My interest would be for a simple, clean and cost effective way of distributing audio to each of the rooms preferably switchable room by room. To be honest, most of the rooms don't need it, I'd be quite happy if I could do say, two or three rooms. It would also be good to be able to control the volume from those rooms without having to go all the way into the living room to make a simple volume adjustment. Things like channel/mode select not important to me at all.

Again, nothing real fancy. Thank you. I look forward to the comments and suggestions.



Regards,
Steve


----------



## tweeksound (Jul 31, 2007)

1st, welcome to the shack!

2nd, your home sound system sound awesome!

As far as impedance from system to system, you can get the impedance you want by being creative with wiring.
I'm assuming you know this with your background in electronics.

If you have 8 - 8 ohm speakers and you wish them to equal 8 ohms you can wire 4 groups of 2 in parallel, then wire 2 groups of those in series and end up with 2 - 8 ohm systems or 1 - 8 ohm system.

I may have the description wrong but either way, it can be done with as many speakers as you want.

I'm not big in audio systems so I may be way off base here adn in that case someone will offer useful info soon. :joke:


----------



## Sonnie (Apr 11, 2006)

Whole house distribution systems / multi-room systems... do get somewhat complicated when you wish to control them from within each room.

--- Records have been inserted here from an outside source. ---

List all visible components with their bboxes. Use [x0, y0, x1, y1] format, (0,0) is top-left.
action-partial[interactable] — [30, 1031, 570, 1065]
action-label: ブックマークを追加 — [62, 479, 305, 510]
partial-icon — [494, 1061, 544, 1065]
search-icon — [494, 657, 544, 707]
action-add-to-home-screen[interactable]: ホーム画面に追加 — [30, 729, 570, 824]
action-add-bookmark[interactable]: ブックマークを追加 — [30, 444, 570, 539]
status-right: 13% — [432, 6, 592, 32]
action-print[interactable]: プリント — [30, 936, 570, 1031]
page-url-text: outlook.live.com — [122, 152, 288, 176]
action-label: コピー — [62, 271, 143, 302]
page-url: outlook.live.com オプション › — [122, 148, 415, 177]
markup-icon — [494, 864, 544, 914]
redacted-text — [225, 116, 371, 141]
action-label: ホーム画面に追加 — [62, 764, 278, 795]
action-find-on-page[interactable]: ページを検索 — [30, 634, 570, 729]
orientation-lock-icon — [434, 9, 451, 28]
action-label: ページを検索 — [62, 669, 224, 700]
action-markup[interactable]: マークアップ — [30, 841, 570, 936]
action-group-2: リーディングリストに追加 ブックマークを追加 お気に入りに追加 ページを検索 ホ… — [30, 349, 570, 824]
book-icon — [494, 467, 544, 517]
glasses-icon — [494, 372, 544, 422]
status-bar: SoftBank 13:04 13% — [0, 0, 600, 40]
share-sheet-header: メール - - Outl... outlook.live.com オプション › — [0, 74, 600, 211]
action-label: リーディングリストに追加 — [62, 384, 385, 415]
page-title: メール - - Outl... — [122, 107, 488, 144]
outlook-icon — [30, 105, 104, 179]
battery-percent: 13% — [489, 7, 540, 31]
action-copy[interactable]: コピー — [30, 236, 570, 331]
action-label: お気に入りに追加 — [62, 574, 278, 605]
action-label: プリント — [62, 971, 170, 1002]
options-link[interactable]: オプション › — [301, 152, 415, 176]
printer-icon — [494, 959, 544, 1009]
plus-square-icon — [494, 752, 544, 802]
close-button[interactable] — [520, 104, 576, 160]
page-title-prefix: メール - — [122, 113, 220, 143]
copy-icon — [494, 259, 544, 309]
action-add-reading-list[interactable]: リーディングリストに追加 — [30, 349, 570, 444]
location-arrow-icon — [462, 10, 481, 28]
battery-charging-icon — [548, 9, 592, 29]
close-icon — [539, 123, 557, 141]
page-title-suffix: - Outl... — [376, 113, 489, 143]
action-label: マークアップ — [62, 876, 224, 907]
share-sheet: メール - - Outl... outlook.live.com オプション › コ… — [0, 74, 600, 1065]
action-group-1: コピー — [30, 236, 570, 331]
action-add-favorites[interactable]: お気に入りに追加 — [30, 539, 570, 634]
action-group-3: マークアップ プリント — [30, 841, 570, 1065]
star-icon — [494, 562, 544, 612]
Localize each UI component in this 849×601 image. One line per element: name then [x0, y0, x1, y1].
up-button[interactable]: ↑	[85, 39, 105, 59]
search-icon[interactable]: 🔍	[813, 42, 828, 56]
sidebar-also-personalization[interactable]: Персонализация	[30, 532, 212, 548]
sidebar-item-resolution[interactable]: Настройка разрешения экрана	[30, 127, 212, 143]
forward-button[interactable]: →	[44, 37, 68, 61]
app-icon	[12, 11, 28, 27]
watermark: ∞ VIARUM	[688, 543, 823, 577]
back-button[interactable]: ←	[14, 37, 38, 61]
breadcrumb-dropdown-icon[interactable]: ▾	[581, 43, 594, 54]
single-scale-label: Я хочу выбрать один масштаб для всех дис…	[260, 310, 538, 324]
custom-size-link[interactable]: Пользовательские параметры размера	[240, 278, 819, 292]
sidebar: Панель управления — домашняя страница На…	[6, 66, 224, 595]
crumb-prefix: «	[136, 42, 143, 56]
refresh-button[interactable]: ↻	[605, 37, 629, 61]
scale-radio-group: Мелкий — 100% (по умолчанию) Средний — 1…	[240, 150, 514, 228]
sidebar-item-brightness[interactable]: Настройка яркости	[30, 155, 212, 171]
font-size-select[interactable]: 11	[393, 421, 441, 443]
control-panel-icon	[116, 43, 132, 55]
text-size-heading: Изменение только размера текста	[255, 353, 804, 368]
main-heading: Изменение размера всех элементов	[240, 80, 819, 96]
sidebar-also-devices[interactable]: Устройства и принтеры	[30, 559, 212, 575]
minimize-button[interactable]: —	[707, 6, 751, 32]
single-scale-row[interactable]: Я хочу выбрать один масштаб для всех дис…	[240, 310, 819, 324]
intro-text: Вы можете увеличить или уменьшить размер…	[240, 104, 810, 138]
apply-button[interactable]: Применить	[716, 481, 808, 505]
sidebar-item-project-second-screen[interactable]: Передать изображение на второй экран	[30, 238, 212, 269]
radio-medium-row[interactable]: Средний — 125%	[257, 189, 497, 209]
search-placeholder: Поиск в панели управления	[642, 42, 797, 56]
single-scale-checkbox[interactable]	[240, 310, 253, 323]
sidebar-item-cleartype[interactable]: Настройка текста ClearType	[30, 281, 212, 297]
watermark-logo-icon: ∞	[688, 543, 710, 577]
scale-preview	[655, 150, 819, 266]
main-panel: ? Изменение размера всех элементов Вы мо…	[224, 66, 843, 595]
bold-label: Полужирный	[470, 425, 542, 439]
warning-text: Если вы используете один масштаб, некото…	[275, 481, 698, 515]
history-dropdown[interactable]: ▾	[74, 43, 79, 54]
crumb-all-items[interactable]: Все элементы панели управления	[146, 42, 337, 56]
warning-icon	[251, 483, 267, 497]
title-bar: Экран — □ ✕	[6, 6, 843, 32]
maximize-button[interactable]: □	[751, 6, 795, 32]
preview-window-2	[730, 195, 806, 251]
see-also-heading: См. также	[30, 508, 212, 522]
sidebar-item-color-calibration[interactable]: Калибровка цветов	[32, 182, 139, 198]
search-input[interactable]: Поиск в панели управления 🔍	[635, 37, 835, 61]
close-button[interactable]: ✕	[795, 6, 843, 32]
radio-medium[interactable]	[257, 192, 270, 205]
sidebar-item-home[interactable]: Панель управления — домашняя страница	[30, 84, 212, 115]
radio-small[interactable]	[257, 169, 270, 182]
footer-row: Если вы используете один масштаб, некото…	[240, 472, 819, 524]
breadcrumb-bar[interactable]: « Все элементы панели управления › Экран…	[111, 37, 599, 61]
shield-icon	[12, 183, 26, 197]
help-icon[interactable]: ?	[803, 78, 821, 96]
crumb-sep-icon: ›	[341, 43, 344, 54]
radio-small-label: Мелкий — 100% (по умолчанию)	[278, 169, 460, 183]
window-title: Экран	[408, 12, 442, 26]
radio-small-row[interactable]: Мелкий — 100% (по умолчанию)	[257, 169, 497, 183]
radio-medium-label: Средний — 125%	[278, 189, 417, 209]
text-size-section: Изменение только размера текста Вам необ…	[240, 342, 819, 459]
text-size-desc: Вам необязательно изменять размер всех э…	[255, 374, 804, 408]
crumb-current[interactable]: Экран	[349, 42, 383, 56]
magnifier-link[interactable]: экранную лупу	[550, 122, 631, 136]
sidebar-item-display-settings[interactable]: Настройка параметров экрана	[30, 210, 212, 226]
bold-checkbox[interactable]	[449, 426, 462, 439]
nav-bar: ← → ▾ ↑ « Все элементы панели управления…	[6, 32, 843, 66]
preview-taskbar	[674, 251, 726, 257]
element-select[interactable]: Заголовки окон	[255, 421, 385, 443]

There are several companies and tons and tons of configurations depending on what features you want. 

Russound has several varieties.

SmartHomeUSA carries a selection from a couple of different companies.

Niles offers some solutions.

One of the most comprehensive is Nuvo.


----------



## Guest (Oct 26, 2007)

tweeksound said:


> 1st, welcome to the shack!
> 
> 2nd, your home sound system sound awesome!
> 
> ...



Thanks Tweeksound,

I have played with the series parallel idea but it too has it's limitations. Worst of which is the lack of the clean independant controls. But good thoughts. Thank you.


----------



## Guest (Oct 26, 2007)

Sonnie said:


> Whole house distribution systems / multi-room systems... do get somewhat complicated when you wish to control them from within each room. There are several companies and tons and tons of configurations depending on what features you want.
> 
> Russound has several varieties.
> 
> ...


Thank you Sonnie,

I'll surf these sites and see what floats to the top. Appreciate it!


----------